Mr Gillies believes the challenge for the sporting bodies was to understand that the media had fragmented “so that video was now part of the play for print publishers where they never had to contemplate that sort of thing”.
“There are a whole set of new challenges that both sides are grappling with,” he added, but “we’ll provide coverage one way or another.”
Mr Gillies said AAP was “highly experienced” in dealing with accreditation – and negotiated 100 such accreditations each year.
“There was a Senate inquiry in to sports media accreditation in 2008,” he said.
“That came as a result of AAP being denied access to AFL venues for images for a couple of years. We got back in.”
These days the media companies and Australia’s sports administrators have a code they stick to which is working well. “Everyone seems to get it now,” said Mr Gillies.
However, there is no such agreement with some major international sports administrations.
Rugby, outside of Australia and New Zealand, is a no-man’s land in terms of restrictions on coverage – and a cloud remains over some cricket, depending on where it is played. In 2013, the BCCI – the Indian cricket board of control – denied access to photo agencies for a one-day series on the subcontinent and wanted to on-sell its own images to publishers.
News Corp Australia editorial director Campbell Reid described the actions of the BCCI at the time as a direct attack on impartial, independent coverage of a sporting event.
In protest, Australian newspapers and some UK publications carried no images or video from the series.

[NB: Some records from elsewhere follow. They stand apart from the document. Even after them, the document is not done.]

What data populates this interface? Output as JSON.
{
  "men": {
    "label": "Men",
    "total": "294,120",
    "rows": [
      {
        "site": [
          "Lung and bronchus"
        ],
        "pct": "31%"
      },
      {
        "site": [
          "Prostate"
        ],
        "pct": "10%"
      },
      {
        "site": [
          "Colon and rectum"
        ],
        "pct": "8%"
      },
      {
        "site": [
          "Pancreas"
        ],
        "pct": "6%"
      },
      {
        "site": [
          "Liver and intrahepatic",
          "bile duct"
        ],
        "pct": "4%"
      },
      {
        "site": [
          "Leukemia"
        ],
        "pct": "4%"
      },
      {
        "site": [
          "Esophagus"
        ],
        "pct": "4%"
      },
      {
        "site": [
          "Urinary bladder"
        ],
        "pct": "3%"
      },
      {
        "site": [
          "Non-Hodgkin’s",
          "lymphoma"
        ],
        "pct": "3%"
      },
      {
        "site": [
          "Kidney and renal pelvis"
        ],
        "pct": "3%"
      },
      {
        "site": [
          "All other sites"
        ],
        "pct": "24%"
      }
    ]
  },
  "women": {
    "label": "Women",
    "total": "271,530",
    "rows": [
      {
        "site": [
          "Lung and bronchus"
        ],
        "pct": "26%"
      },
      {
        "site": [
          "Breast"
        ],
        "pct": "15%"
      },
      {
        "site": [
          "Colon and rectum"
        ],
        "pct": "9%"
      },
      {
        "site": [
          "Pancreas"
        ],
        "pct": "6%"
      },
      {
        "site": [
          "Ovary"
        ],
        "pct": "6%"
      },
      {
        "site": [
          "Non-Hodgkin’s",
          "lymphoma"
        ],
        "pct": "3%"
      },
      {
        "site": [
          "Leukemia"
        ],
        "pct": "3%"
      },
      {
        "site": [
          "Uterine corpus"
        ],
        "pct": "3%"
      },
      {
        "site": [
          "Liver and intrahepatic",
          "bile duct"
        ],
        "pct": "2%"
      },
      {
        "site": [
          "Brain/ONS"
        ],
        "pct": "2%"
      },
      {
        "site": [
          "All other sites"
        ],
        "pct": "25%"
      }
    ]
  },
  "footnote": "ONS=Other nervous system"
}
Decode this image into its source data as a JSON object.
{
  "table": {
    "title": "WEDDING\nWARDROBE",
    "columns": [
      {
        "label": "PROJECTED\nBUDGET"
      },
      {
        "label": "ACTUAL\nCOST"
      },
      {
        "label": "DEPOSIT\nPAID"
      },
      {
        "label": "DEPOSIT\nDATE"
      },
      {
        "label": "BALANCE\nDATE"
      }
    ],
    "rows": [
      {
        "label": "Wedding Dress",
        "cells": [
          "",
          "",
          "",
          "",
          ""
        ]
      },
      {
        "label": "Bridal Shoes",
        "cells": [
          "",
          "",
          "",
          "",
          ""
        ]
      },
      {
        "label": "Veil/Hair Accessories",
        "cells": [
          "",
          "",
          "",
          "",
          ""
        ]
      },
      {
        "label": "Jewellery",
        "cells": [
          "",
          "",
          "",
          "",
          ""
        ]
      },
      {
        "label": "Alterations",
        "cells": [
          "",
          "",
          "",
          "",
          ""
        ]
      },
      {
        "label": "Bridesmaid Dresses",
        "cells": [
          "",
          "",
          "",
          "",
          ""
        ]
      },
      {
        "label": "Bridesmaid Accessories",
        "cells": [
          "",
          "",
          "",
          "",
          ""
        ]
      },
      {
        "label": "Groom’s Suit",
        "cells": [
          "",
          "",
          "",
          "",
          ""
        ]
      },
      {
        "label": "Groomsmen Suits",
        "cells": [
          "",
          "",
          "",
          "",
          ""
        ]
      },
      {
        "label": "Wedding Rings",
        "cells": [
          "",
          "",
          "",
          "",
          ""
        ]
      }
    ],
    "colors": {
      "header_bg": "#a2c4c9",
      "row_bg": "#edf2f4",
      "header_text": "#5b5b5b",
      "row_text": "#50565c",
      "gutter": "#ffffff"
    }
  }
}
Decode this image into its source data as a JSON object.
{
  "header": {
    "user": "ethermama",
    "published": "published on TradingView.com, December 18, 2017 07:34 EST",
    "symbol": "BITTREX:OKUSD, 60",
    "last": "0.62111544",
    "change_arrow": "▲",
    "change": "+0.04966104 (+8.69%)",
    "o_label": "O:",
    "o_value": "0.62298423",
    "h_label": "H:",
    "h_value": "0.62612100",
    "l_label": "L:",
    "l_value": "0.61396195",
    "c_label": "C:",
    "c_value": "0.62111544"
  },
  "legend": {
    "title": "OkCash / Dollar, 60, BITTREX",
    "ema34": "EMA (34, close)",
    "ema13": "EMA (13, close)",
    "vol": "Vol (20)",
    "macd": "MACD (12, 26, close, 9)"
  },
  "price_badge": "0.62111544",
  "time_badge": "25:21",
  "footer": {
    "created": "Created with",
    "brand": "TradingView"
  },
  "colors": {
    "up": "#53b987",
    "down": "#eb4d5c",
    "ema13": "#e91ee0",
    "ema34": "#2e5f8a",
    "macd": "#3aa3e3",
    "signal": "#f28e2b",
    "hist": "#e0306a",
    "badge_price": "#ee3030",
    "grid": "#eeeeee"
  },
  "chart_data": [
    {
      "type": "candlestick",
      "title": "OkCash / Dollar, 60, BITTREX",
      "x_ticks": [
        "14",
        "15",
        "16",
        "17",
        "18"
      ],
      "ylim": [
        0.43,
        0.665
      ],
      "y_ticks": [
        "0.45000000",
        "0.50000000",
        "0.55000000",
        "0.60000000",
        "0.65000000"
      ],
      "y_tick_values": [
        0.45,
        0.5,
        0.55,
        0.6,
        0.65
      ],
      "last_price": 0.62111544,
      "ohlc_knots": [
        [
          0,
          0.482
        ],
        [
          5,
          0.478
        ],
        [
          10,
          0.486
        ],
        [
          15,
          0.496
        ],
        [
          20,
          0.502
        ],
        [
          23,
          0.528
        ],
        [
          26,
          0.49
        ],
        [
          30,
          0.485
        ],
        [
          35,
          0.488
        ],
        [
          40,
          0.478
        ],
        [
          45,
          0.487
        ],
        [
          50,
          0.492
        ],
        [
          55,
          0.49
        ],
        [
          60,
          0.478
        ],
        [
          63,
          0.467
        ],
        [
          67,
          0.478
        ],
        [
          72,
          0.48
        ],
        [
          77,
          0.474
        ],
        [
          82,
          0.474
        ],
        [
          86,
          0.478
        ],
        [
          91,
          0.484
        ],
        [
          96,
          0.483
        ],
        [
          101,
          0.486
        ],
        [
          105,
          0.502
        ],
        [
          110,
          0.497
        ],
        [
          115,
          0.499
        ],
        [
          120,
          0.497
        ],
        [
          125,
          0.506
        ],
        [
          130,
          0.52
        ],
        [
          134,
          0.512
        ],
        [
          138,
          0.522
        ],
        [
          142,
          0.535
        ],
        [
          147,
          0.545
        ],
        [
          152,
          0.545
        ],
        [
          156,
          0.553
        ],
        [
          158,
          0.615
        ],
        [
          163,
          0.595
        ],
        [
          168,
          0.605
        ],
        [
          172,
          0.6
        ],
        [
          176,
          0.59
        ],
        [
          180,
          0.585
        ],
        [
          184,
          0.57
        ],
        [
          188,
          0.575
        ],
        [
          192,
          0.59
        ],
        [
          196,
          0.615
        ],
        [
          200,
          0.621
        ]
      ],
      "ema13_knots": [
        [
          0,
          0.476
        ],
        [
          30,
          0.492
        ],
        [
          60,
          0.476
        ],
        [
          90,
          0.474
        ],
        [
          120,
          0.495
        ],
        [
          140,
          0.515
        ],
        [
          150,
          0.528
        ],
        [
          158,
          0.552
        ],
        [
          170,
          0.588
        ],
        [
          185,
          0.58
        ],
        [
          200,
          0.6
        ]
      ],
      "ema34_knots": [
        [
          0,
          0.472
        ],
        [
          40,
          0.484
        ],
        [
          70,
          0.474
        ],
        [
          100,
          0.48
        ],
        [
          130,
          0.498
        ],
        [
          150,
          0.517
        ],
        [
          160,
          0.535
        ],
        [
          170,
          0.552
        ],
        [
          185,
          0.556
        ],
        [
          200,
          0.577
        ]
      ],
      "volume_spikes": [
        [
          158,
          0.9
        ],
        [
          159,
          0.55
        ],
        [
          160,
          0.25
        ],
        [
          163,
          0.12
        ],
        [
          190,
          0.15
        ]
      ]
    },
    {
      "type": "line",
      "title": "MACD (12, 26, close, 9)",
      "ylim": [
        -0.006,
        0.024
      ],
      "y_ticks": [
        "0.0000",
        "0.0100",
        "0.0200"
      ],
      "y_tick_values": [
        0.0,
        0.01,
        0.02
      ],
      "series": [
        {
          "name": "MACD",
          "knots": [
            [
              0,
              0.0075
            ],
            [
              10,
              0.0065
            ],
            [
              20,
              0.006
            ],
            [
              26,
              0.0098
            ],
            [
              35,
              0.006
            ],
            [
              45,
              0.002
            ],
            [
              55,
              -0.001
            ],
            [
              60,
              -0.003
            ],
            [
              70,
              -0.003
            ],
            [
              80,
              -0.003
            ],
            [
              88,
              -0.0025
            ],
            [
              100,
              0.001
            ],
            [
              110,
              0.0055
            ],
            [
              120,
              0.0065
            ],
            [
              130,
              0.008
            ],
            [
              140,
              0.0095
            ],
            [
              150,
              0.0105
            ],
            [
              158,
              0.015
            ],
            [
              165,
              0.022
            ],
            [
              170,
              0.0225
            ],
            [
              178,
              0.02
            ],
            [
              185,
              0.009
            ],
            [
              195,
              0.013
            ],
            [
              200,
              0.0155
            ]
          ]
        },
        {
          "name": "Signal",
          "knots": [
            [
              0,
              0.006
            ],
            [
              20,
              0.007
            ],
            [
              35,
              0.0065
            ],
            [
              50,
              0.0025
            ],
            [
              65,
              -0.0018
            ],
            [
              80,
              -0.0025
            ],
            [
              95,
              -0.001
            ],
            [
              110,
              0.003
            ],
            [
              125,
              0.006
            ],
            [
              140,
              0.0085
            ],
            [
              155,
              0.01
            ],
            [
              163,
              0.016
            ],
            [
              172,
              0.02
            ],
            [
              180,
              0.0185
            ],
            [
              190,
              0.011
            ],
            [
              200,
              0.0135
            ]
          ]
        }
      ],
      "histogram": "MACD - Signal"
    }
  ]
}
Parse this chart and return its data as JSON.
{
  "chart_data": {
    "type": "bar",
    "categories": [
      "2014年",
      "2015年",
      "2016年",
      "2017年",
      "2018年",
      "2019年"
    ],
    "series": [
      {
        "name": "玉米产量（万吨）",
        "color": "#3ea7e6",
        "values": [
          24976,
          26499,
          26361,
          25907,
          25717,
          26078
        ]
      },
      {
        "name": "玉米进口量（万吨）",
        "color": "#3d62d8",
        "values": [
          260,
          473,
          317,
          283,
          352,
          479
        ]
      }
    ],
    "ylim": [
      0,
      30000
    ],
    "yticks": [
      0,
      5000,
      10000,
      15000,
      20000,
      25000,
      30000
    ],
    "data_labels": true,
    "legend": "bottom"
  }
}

Entertainers also are negotiating just as hard as the international sporting bodies.
“The onerous conditions that are imposed (upon our staff) by the entertainers are just unrealistic,” Tony Gillies said. “Quite often we just walk away from it. You know you just can’t deal with it.”
Some big names in music – U2, Madonna, and even 88-year-old Tony Bennett – are relaxed about photographers at their shows, but increasingly other acts, including Lady Gaga, Taylor Swift and the Foo Fighters, are asking photographers to sign over their copyright on images from their shows.
It has long been common for photographers to be allowed to take pictures only during a single song.
A spokeswoman for News Corp Australia said it had become the practice of concert promoters to send copies of the agreements they wanted News staff to sign “the day of, or a few hours before, the performance occurs”.
The terms and conditions could be “quite onerous” and difficult to negotiate in the tight time frame.
Paul Murphy, the chief of the Media, Entertainment & Arts Alliance, said the increasing restrictions, particularly on photographers, are deeply concerning.
“It is spreading like a virus . . . the rights of photographers and journalists are just being trampled on,” he said.
That the major publishers have been unable to negotiate a deal with the likes of the Rugby World Cup organisers “is a loss for all of us as readers and consumers of journalism”.
While the big publishers had some bargaining power, freelance operators were being frozen out. “The loss of ongoing copyright is a major blow to a freelancer’s income.”
“The contracts should respect the balance of the law, and the law is clear – freelancers own the copyright in their image.”
He said that sports organisers and concert promoters always have the option to purchase images if they wished to use them.
“We are all the losers. We potentially lose out on important coverage and it can be a significant issue in terms of press freedom and freedom of expression.”
The restrictions are “quite offensive”.